Nor should the “Space Force” or anyone else be engaged in crewed operations in space, as it was evident since the 1960s that uncrewed vehicles could do a wider array of activities for less cost, effort, and risk. The notion of ‘space marines’ blasting away at enemies in orbit is a very ‘Fifties sci-fi Buck Rogers scenario, but the reality is that >90% of the cost and effort in putting people into Low Earth Orbit (LEO) goes to just keeping them alive and marginally functional, so if there is something that can be done by an uncrewed system just as well it is by default an order of magnitude less expensive even before you get to the issue of having to bring a crew back to Earth safely. The only reason to create a “Space Force” was to explicitly militarize space operations, which is something we should be trying to reduce because access to LEO is a shared resource for which denial of one nation or party is denial of all. We have and continue to use space for military operations (satellite imaging, communications, weather surveillance, et cetera) but we should strive to avoid LEO from becoming a battleground because we literally cannot gain the upper hand against anyone who can also access it and create debris hazards.

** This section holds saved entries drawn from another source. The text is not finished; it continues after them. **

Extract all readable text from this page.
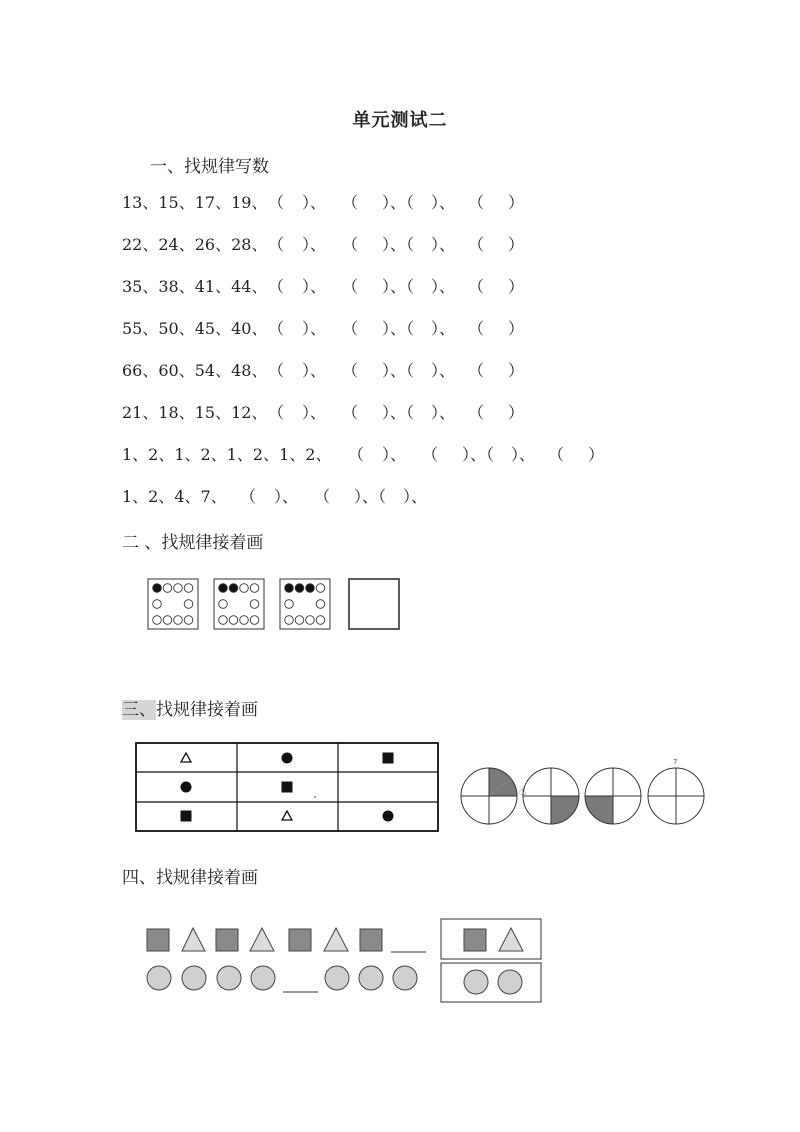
单元测试二
一、找规律写数
13、15、17、19、 （ ）、 （ ）、（ ）、 （ ）
22、24、26、28、 （ ）、 （ ）、（ ）、 （ ）
35、38、41、44、 （ ）、 （ ）、（ ）、 （ ）
55、50、45、40、 （ ）、 （ ）、（ ）、 （ ）
66、60、54、48、 （ ）、 （ ）、（ ）、 （ ）
21、18、15、12、 （ ）、 （ ）、（ ）、 （ ）
1、2、1、2、1、2、1、2、 （ ）、 （ ）、（ ）、 （ ）
1、2、4、7、 （ ）、 （ ）、（ ）、
二 、找规律接着画
三、找规律接着画
☝
7
四、找规律接着画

Anyway, stupid uniforms, bureaucratic nonsense, wasted opportunities, et cetera; basically fodder for a Joseph Heller novel were he still alive.

Stranger

Those look like shit.

I’ve seen several articles pointing out that the new uniforms look a lot like the dress blues from the reboot of Battlestar Galactica:

As well as being somewhat reminiscent of the Starfleet uniform from the 1980s Star Trek films:

Video on the Space Force rank insignia:

At least it improves on Air Force enlisted insignia by clearly distinguishing the junior enlisted from NCOs; I’m often squinting at distance or in poor light to tell whether someone is a Senior Airman, Staff Sergeant, or Tech Sergeant .

Those are actually great looking uniforms, arguably the best of the Star Trek franchise. It’s pretty amazing how Wrath of Khan—originally intended to be a low budget TV movie—pretty much reset the entire Star Trek franchise in terms of visual style and tone. A shame the Space Force couldn’t hire the same designer for their uniforms.